La consommation de cuivre des États-Unis représente environ 6 à 7 % de la consommation mondiale, mais les stocks de cuivre détenus par le New York Commodity Exchange (COMEX) approchent 70 % du total des trois principales bourses de matières premières au monde. Ole Hansen, responsable de la stratégie sur les matières premières chez Saxo Bank, indique que cette proportion est sans précédent.
Le facteur direct est le risque tarifaire. Le Département du Commerce américain a recommandé d'imposer des droits de douane progressifs sur le cuivre raffiné importé : 15 % en 2027, portés à 30 % en 2028. Le gouvernement américain a déjà dépassé son propre délai de décision de sept semaines. Les négociants n'attendent plus, car le calcul est simple : faire entrer le cuivre aux États-Unis avant l'entrée en vigueur des droits. Une fois appliqués, la valeur du cuivre augmentera. Hansen déclare : « Si vous pouvez obtenir du cuivre, vous voudrez le faire parvenir sur le sol américain, au cas où des droits supplémentaires seraient imposés, car cela signifie que sa valeur augmentera. »

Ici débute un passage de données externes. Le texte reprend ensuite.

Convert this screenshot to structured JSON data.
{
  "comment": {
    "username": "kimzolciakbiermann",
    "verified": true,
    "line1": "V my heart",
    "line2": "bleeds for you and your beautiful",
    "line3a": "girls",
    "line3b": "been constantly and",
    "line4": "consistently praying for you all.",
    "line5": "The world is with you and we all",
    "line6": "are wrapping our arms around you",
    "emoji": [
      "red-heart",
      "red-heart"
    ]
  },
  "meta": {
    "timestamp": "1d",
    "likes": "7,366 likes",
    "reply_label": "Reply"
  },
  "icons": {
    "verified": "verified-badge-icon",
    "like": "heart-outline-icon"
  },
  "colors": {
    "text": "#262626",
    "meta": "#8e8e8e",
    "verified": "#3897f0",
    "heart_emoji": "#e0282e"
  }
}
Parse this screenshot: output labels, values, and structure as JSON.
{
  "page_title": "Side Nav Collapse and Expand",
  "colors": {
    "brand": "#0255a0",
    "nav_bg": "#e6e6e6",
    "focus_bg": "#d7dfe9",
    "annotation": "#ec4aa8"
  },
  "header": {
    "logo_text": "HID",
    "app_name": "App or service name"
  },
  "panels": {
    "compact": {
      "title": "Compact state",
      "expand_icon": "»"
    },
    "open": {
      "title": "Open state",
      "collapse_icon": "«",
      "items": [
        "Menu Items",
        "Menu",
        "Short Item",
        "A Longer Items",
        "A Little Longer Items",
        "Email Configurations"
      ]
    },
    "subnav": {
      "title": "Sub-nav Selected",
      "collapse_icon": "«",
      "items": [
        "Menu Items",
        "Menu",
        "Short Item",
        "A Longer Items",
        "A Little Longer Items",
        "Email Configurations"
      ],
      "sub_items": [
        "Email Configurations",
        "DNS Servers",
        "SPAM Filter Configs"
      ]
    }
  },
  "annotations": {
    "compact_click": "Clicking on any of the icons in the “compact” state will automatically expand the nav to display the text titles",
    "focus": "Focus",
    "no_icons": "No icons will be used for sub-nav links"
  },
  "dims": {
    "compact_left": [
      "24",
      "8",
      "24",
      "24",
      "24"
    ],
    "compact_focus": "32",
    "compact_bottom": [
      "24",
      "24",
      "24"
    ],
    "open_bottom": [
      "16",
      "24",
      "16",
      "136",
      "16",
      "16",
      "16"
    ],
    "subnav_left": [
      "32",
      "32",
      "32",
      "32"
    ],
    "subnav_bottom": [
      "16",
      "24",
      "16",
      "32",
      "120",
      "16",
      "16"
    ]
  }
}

Une autre force d'attraction provient d'Asie. Hansen souligne que la demande chinoise s'est redressée. La Chine est à l'avant-garde de la transition énergétique, et la demande de cuivre y reste forte, malgré le ralentissement du marché immobilier.
Hansen reconnaît que le cuivre accumulé par les États-Unis pourrait finalement faire retour. Si les prix hors des États-Unis augmentent suffisamment, l'arbitrage pourrait s'inverser et le métal ressortirait. Mais l'année dernière, de grandes quantités de cuivre sont entrées aux États-Unis avant l'annonce prévue, laquelle a ensuite été reportée, et peu de cuivre n'est ressorti dans les mois suivants. « Il y a un risque que tout le cuivre entré aux États-Unis devienne un métal piégé, maintenant ainsi une tension sur l'approvisionnement dans le reste du monde », explique Hansen.
Les données sur les stocks du London Metal Exchange de lundi montrent un stock total de cuivre de 207 825 tonnes, dont 104 750 tonnes ont été annulées, environ 63 % se trouvant dans des entrepôts américains. Le prix au comptant du cuivre affiche une prime de 535 dollars la tonne par rapport au contrat à trois mois, soit l'écart le plus important depuis 2021. Hansen estime que cela reflète davantage un rachat à découvert qu'une véritable pénurie. « Les grands acteurs sont déjà sortis, l'écart est probablement poussé par des volumes relativement faibles. » En 2021, lorsque l'écart avait atteint un niveau similaire, le LME était intervenu de manière urgente. Hansen ne s'attend pas à ce que cela se reproduise cette fois. « Le cuivre est une référence mondiale », dit-il.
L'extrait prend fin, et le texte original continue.